Dynamic networks: where mathematicians
For mathematicians, engaging with academic colleagues from other domains is always a rewarding experience.
These interactions often serve as a catalyst for new ideas and insights, encouraging the development of innovative models and methodologies. Mathematics, at its core, is a universal language that can be applied across a wide array of disciplines — from physics and engineering to economics, biology, and beyond. When mathematicians collaborate with experts in other fields, they not only gain fresh perspectives on their own work but also acquire a deeper understanding of the complex, real-world problems that their mathematical tools and techniques can help solve.During my time at the IMT School for Advanced Studies in Lucca, I had the privilege of working closely with Professor Diego Garlaschelli, a renowned physicist whose research has made significant contributions to the field of econophysics. Professor Garlaschelli is widely recognized for his pioneering work in applying concepts and techniques from statistical physics to understand complex systems in economics and other social sciences. His innovative approach has been instrumental in bridging the gap between physics and disciplines that are not traditionally associated with the physical sciences.
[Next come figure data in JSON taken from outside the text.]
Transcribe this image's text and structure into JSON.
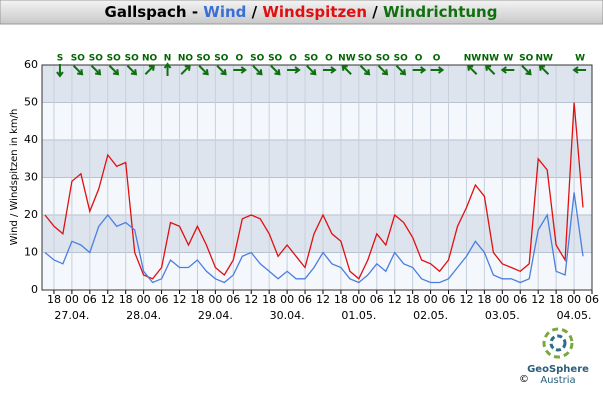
{
  "chart_data": {
    "type": "line",
    "title_parts": [
      {
        "text": "Gallspach -",
        "color": "#000000"
      },
      {
        "text": "Wind",
        "color": "#3a6fd8"
      },
      {
        "text": "/",
        "color": "#000000"
      },
      {
        "text": "Windspitzen",
        "color": "#e01010"
      },
      {
        "text": "/",
        "color": "#000000"
      },
      {
        "text": "Windrichtung",
        "color": "#107010"
      }
    ],
    "y_label": "Wind / Windspitzen in km/h",
    "xlim": [
      -10,
      174
    ],
    "xticks": [
      {
        "value": -6,
        "label": "18"
      },
      {
        "value": 0,
        "label": "00"
      },
      {
        "value": 6,
        "label": "06"
      },
      {
        "value": 12,
        "label": "12"
      },
      {
        "value": 18,
        "label": "18"
      },
      {
        "value": 24,
        "label": "00"
      },
      {
        "value": 30,
        "label": "06"
      },
      {
        "value": 36,
        "label": "12"
      },
      {
        "value": 42,
        "label": "18"
      },
      {
        "value": 48,
        "label": "00"
      },
      {
        "value": 54,
        "label": "06"
      },
      {
        "value": 60,
        "label": "12"
      },
      {
        "value": 66,
        "label": "18"
      },
      {
        "value": 72,
        "label": "00"
      },
      {
        "value": 78,
        "label": "06"
      },
      {
        "value": 84,
        "label": "12"
      },
      {
        "value": 90,
        "label": "18"
      },
      {
        "value": 96,
        "label": "00"
      },
      {
        "value": 102,
        "label": "06"
      },
      {
        "value": 108,
        "label": "12"
      },
      {
        "value": 114,
        "label": "18"
      },
      {
        "value": 120,
        "label": "00"
      },
      {
        "value": 126,
        "label": "06"
      },
      {
        "value": 132,
        "label": "12"
      },
      {
        "value": 138,
        "label": "18"
      },
      {
        "value": 144,
        "label": "00"
      },
      {
        "value": 150,
        "label": "06"
      },
      {
        "value": 156,
        "label": "12"
      },
      {
        "value": 162,
        "label": "18"
      },
      {
        "value": 168,
        "label": "00"
      },
      {
        "value": 174,
        "label": "06"
      }
    ],
    "date_labels": [
      {
        "value": 0,
        "label": "27.04."
      },
      {
        "value": 24,
        "label": "28.04."
      },
      {
        "value": 48,
        "label": "29.04."
      },
      {
        "value": 72,
        "label": "30.04."
      },
      {
        "value": 96,
        "label": "01.05."
      },
      {
        "value": 120,
        "label": "02.05."
      },
      {
        "value": 144,
        "label": "03.05."
      },
      {
        "value": 168,
        "label": "04.05."
      }
    ],
    "ylim": [
      0,
      60
    ],
    "yticks": [
      0,
      10,
      20,
      30,
      40,
      50,
      60
    ],
    "x": [
      -9,
      -6,
      -3,
      0,
      3,
      6,
      9,
      12,
      15,
      18,
      21,
      24,
      27,
      30,
      33,
      36,
      39,
      42,
      45,
      48,
      51,
      54,
      57,
      60,
      63,
      66,
      69,
      72,
      75,
      78,
      81,
      84,
      87,
      90,
      93,
      96,
      99,
      102,
      105,
      108,
      111,
      114,
      117,
      120,
      123,
      126,
      129,
      132,
      135,
      138,
      141,
      144,
      147,
      150,
      153,
      156,
      159,
      162,
      165,
      168,
      171
    ],
    "series": [
      {
        "name": "Windspitzen",
        "color": "#e01010",
        "values": [
          20,
          17,
          15,
          29,
          31,
          21,
          27,
          36,
          33,
          34,
          10,
          4,
          3,
          6,
          18,
          17,
          12,
          17,
          12,
          6,
          4,
          8,
          19,
          20,
          19,
          15,
          9,
          12,
          9,
          6,
          15,
          20,
          15,
          13,
          5,
          3,
          8,
          15,
          12,
          20,
          18,
          14,
          8,
          7,
          5,
          8,
          17,
          22,
          28,
          25,
          10,
          7,
          6,
          5,
          7,
          35,
          32,
          12,
          8,
          50,
          22
        ]
      },
      {
        "name": "Wind",
        "color": "#4a7fe0",
        "values": [
          10,
          8,
          7,
          13,
          12,
          10,
          17,
          20,
          17,
          18,
          16,
          5,
          2,
          3,
          8,
          6,
          6,
          8,
          5,
          3,
          2,
          4,
          9,
          10,
          7,
          5,
          3,
          5,
          3,
          3,
          6,
          10,
          7,
          6,
          3,
          2,
          4,
          7,
          5,
          10,
          7,
          6,
          3,
          2,
          2,
          3,
          6,
          9,
          13,
          10,
          4,
          3,
          3,
          2,
          3,
          16,
          20,
          5,
          4,
          26,
          9
        ]
      }
    ],
    "directions": {
      "x": [
        -4,
        2,
        8,
        14,
        20,
        26,
        32,
        38,
        44,
        50,
        56,
        62,
        68,
        74,
        80,
        86,
        92,
        98,
        104,
        110,
        116,
        122,
        134,
        140,
        146,
        152,
        158,
        170
      ],
      "labels": [
        "S",
        "SO",
        "SO",
        "SO",
        "SO",
        "NO",
        "N",
        "NO",
        "SO",
        "SO",
        "O",
        "SO",
        "SO",
        "O",
        "SO",
        "O",
        "NW",
        "SO",
        "SO",
        "SO",
        "O",
        "O",
        "NW",
        "NW",
        "W",
        "SO",
        "NW",
        "W"
      ]
    },
    "logo": {
      "name": "GeoSphere",
      "sub": "Austria",
      "copyright": "©"
    }
  }
}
The visit offered me the opportunity to engage in a series of thought-provoking discussions with Professor Diego Garlaschelli on dynamic versions of commonly used network models. This area of study has become increasingly relevant, as it addresses the complex nature of real-world networks, which are often not static but evolve over time. Whether in the context of social networks, financial systems, biological networks, or communication infrastructure, most real-world networks exhibit dynamic properties, such as changing connections, evolving interactions, and fluctuating behaviors. Understanding these dynamics is crucial for both theoretical research and practical applications, as it can offer deeper insights into the functioning, resilience, and vulnerabilities of such systems.
The methodology we employed during my visit is deeply rooted in Professor Garlaschelli's renowned entropy-based approach, which he originally developed for static network models. This approach leverages entropy, a key concept from information theory, to quantify the uncertainty and complexity within network structures, offering a powerful way to describe and analyze the configurations of static networks. The entropy-based framework has proven to be highly effective in identifying the most likely network configurations, given a set of constraints or observations, and it has been widely applied in a variety of contexts, from statistical physics to network science.
In addition to adapting the entropy-based framework, we introduced a firm statistical approach to our methodology. This allowed us to not only develop more sophisticated models but also to establish performance guarantees for the estimators we constructed. By incorporating statistical techniques such as maximum likelihood estimation and Bayesian inference, we were able to develop estimators that are not only grounded in theory but also have provable guarantees regarding their performance, even in the presence of noisy, incomplete, or sparse data. This combination of entropy-based modeling with rigorous statistical methods was a significant breakthrough in our work, as it allowed us to quantify the uncertainty of our estimations and provide clear bounds on their reliability.